‘Man Made’ forces us to reevaluate masculinity

By Ellen Garnett
Staff Writer

If you’re the kind of person who enjoys reading snarky, sarcastic material, you will love “Man Made,” a book written by “Time Magazine” columnist Joel Stein.

Stein, a clever middle-aged man, goes on an adventure to learn about manliness for his newborn son, Lazlo. He explores activities that are typically deemed “manly,” such as hunting, fighting, and camping as a Boy Scout, all of which Stein missed out on as a kid because he shut himself off from exploring outside of his comfort zone.

As a journalist, I have a huge intellectual boner for Joel Stein and his level of snarkiness. He is not afraid to share his observations on life, such as on owning a dog. For two weeks, Stein adopted a dog to fulfill the “taming animals” aspect of manliness. He is thoroughly confused as to why people invite nature into their housing. When he runs into another dog owner, he becomes more confused about people who have pets.

“It seems awkward to make small talk with the guy whose dog’s butt is getting smelled out, but it seems more awkward not to. I’m not sure if we’re supposed to pretend the butt smelling isn’t going on or address it directly like, ‘Wow. It seems like your dog’s butt smells fantastic. What do you do? Wipe it?’ ”

I love his sense of sarcasm and that his writing has a definitive voice. In my writing, I also strive to put a clever edge on my work. Overall, Stein is very creative and honest in his journey to reclaim his manhood.

However, at times, I felt annoyed at how “unmanly” he was, which speaks to how clear-cut we are as a society in our understanding of manliness. I did like that his book made me reflect on my own definition of manliness, which is, I will admit, somewhat based on stereotypes. Also, he had an obnoxious tendency to refer to women as “chicks” but perhaps that was part of his “trying to become a man” bit.

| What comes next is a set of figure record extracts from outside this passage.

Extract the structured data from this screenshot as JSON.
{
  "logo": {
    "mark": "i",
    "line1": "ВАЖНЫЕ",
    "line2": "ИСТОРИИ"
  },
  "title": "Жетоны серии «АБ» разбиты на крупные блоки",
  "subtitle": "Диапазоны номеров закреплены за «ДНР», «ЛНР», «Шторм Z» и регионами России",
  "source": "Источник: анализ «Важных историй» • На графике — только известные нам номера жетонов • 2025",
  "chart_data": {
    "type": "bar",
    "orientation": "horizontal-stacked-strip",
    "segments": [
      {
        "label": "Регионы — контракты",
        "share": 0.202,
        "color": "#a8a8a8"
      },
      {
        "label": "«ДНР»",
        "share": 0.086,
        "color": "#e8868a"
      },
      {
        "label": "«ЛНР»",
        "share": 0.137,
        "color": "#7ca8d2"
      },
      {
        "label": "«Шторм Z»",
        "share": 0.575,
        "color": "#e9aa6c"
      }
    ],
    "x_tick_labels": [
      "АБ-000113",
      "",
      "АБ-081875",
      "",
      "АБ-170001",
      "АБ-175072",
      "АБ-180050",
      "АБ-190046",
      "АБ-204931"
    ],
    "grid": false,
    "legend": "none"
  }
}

I liked that he focused on not just staying up in his brain but also being actionable in life, which is a great message for his audience. As college students, it is important for us to step out of our comfort zones to see what we are really capable of doing in this world. The whole point of college (besides, you know, getting a degree) is to experiment. We find things we are good at and that we like to do and others that we absolutely hate.

“Man Made” is a great book for reflecting on our definition of what it means to be a man, and, more importantly, encourages us to not be afraid to discover the reaches of our capabilities.